Commanders and leaders
- Belisarius: Zabergan

Strength
- 300 Byzantine veteran troops and some civilians: 2,000 cavalry

Casualties and losses
- Unknown: 400 killed

= Battle of Melantias =

Battle of the Byzantine-Kutrigurs War

The Battle of Melantias or Battle of Melanthius (Greek: Μάχη τής Μελαντιάδος), which took place in 559, was a battle between the armies of the Kutrigurs, commanded by Zabergan, and the Byzantine Empire, under the command of general Belisarius. Though substantially outnumbered, the Byzantine army decisively won the battle and forced the Kutrigurs to withdraw in bad order.

==Background==
During the winter of 558, Zabergan led a substantial Kutrigur army which crossed the frozen Danube.

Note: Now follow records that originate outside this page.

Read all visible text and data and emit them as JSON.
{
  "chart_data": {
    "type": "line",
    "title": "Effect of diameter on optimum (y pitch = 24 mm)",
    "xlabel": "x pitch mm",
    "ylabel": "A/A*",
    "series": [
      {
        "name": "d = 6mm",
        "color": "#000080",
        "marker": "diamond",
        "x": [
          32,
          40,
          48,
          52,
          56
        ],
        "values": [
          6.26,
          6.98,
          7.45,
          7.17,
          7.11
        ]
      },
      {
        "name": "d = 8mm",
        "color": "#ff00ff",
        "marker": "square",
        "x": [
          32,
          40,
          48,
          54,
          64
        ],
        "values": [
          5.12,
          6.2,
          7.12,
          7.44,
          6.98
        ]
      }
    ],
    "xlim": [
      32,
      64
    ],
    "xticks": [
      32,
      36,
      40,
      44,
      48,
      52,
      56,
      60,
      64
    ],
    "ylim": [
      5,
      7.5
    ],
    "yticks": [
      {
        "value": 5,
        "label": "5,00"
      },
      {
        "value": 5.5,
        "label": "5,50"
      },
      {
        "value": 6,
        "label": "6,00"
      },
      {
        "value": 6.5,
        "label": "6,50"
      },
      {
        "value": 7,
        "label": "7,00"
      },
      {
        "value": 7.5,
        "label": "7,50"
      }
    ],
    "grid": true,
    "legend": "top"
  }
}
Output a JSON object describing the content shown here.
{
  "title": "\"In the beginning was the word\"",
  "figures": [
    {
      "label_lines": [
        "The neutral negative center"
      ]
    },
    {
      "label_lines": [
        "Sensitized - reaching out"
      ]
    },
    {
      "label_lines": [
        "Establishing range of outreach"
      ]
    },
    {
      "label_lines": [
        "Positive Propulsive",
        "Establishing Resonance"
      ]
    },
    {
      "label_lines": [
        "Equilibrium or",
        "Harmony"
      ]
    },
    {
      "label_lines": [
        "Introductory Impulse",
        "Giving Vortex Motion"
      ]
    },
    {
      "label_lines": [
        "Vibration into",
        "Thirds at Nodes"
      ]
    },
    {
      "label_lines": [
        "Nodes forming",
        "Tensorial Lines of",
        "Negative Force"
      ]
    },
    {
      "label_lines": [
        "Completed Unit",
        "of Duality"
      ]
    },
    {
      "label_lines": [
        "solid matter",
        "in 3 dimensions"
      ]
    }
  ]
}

This army invaded Moesia and Thrace, threatening Constantinople itself. Emperor Justinian I recalled Belisarius from retirement. Belisarius led a small force of 300 veterans, together with locally raised levies, to drive the Kutrigurs from the Theodosian Walls.

== Battle ==
Belisarius decided to advance to meet the Kutrigurs and set up his camp a few kilometers from his opponent in Melantias, a settlement about 20 miles from Constantinople. Zabergan wanted to take the Byzantines by surprise and left his camp with 2,000 horsemen, but he was in turn taken by surprise by Belisarius. Upon encountering the Byzantines, the horsemen began to close in on the limited front of veterans but were then attacked by hidden wings of slingers and javelin men. This caused the riders ranks to close and become entangled in a mass. At this point, according to the Byzantine historian Agathias, Belisarius used a stratagem to make the Kutrigurs believe that they were facing a sizeable force; he asked local peasants to scatter in the forest and hit the trees to make a lot of dust in order to scare the horses of the Kutrigurs. The unit of Kutrigurs who approached the area panicked and many were killed.

==Aftermath==
Defeated, the Kutrigurs and their Slav allies retreated. They briefly continued to plunder Thrace before crossing the Danube and returning to their homeland.